Over 200 people lost their homes.
Once a settlement of dozens of farms, a pub, cemetery and over 200 residents whose ancestors had worked the land for generations, it was rendered silent within just months. Its historic community disappeared, leaving behind abandoned dwellings and missing livestock. Most of the properties didn’t survive much longer.
In September 1939, following the outbreak of World War Two, an Army officer turned up to inspect this isolated part of mid Wales. By Christmas, every farm received notifications, telling the shell-shocked occupants they had until April 1940 to leave their family homes. The Ministry of Defence had designated the area’s 30,000 acres as a training facility. The local population was told that their sacrifice was vital to the war effort and they would be compensated for their disruption.
With bombs already dropping, the War Office was in urgent need of extra land and resources. For a brief moment in 1940, the predominantly Welsh-speaking community thought they had convinced the MoD to reconsider its proposals, reports the Express. Yet, as Hitler’s Nazis swept across Europe, London rejected the distressed community’s appeals, ordering them to find new homes elsewhere to raise their families and care for their livestock. Sadly, the 54 farming families who were forced to leave had few nearby options and many were obliged to relocate away from the region.
Many believed this upheaval would be short-lived and they would come back once the war ended. Yet, the MoD still owns the 30,000 acres of Mynydd Epynt to this day, now called the Sennybridge Training Area, which continues to be used for training and live firing by British troops.
Almost all of the original buildings, including the farmhouses, have been destroyed but The Drovers Arms Inn pub still stands, alongside the headstones in the graveyard. These are practically the sole traces of the families who lived there 80 years ago in what was more a settlement than a well-defined village. Whilst satellite imagery on Google Maps shows a small network of roads in the location, many cannot be accessed via Street View.
‘We’ve blown up the house — you won’t need to come here anymore’

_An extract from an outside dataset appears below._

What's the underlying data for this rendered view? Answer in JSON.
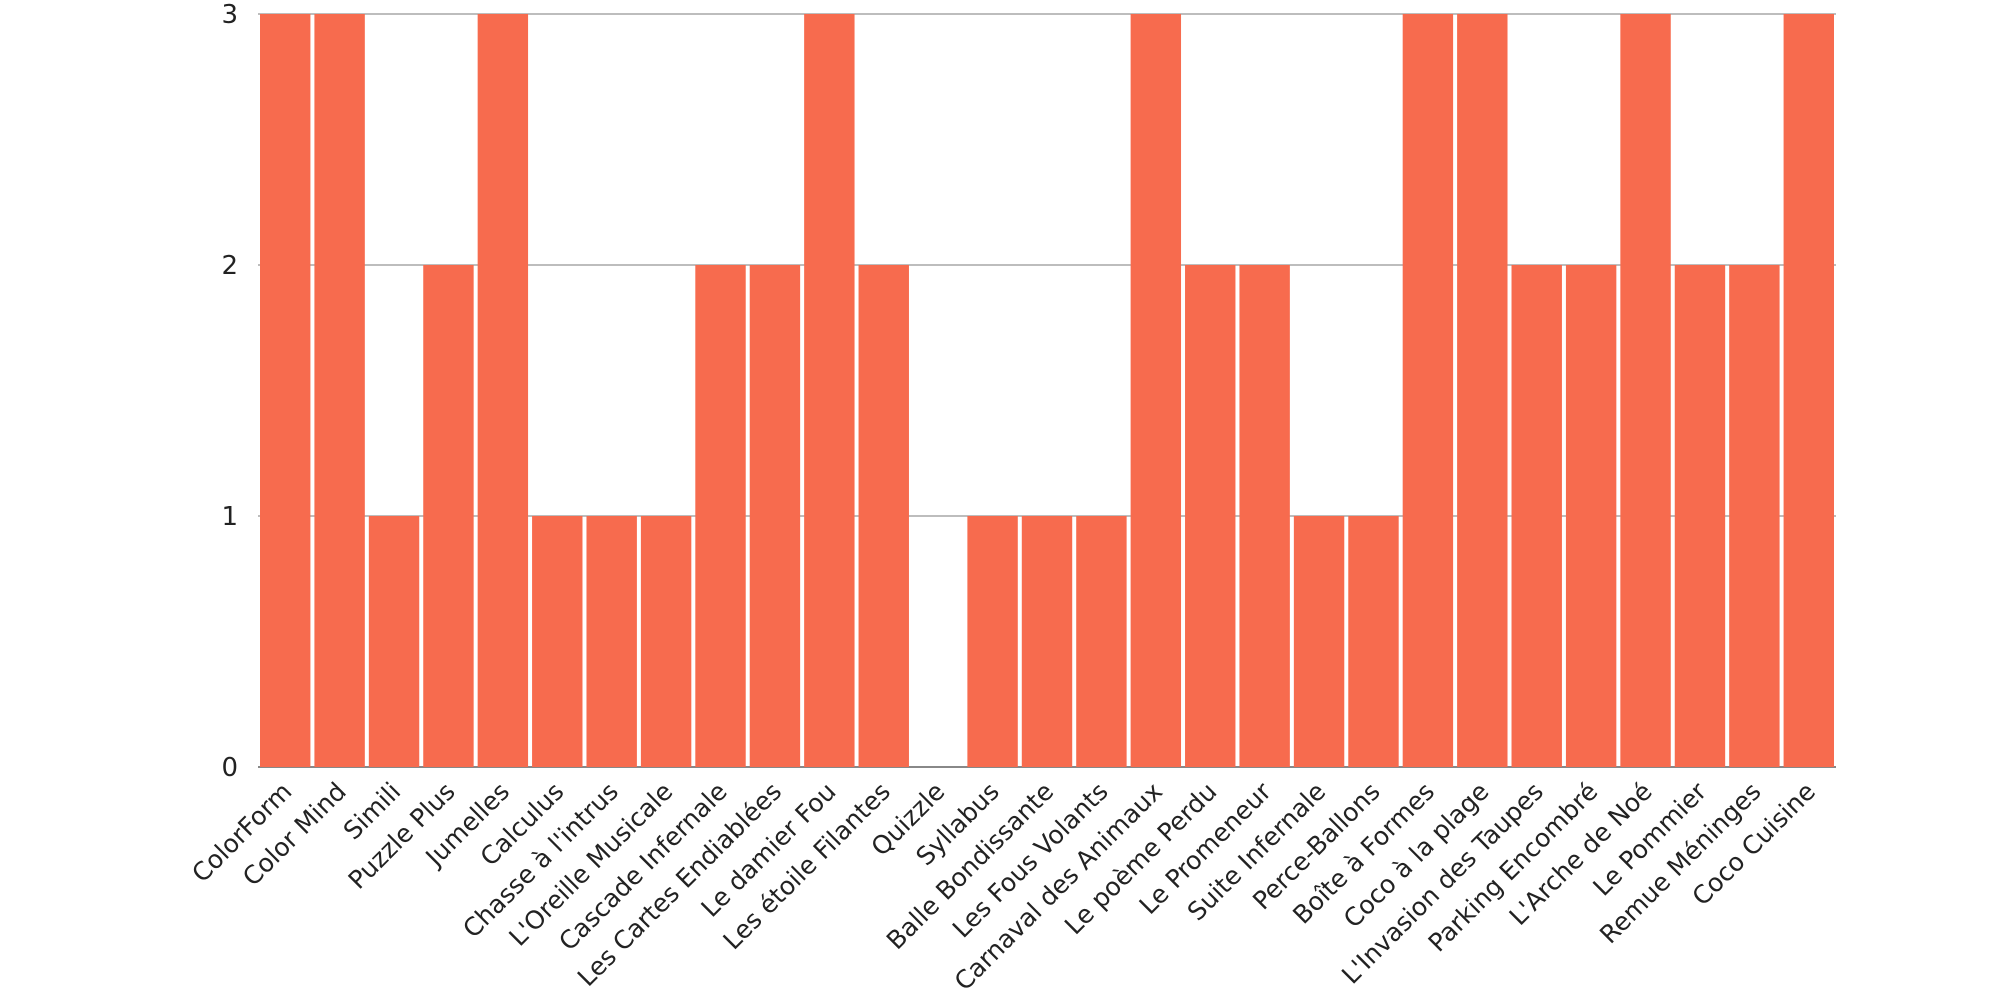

In 1940, families clung to the hope they would ultimately stay – or at least come back. As late as March of that year, St David’s Day celebrations took place at the chapel, known as Capel y Babell. One man, Thomas Morgan, was reported to make frequent trips back to light a fire in his hearth, safeguarding the stonework from weather deterioration until his family’s expected return. He kept up this daily routine until two soldiers approached him with heartbreaking news: his home had been destroyed. They told him: “We’ve blown up the farmhouse. You won’t need to come here anymore.”
Bethan Price, a descendant of one of Epynt’s families, disclosed her great-grandmother left a key in her front door lock, never relinquishing hope of returning. Yet others acknowledged the finality of their exit. One woman even demanded her front door be removed when she left the village. For numerous residents it signalled the end of an era, their familiar world vanishing forever.
In June 1940 the school and chapel closed their doors, the Army started dismantling hedges, and on 1st July 1940, heavy artillery bombardment began. According to NFU Cymru, Elwyn Davies, aged 10 at the time, recalled his grandmother’s forced relocation, eventually settling in Carmarthenshire: “It was a very sombre time. It was war time, and there weren’t many options locally. Just a week after she left, they flattened her house. They flattened everything.”
Iowerth Paete, who formerly worked as curator at St Fagans National Museum of History, was sent to capture the event through his lens. He recalled observing horses pulling carts laden with possessions along the road departing from the village, and an elderly woman crying as she sat in a chair outside the home she was being forced to leave.
Current MP Ben Lake, whose grandmother Beryl Lake was the last baby born at Epynt, told NFU Cymru: “The takeover of the Epynt 80 years ago is a significant but often overlooked chapter in the history of Wales. An entire community was displaced, and families had to vacate farms that had been farmed by their ancestors for generations.”
However, despite the anger felt at the time, expressing dissent was viewed as weakening the war effort and the Allied fight against Hitler. As a result, the forced evacuation of Epynt never gained the same historical recognition as, for example, Capel Celyn in Tryweryn Valley, which was deliberately flooded in 1965 to provide drinking water to Liverpool homes.
In fact, eight decades on, Epynt’s memory has faded – much like the engravings of its former residents etched into the weathered gravestones at its 19th century chapel.
Can I visit Epynt today?
People can discover the Epynt Way via several walking trails of varying lengths where “sheep roam freely on artillery ranges and red kites soar above troops on exercises” but “the sound of the wind is punctuated by booming mortars”.
The Epynt Way visitor centre, located in a traditional farmhouse, provides advice to visitors: “If you see any military debris, don’t worry, you are safe but please don’t pick things up. You may see soldiers training but you are more likely to see red kites, hares and other wildlife.”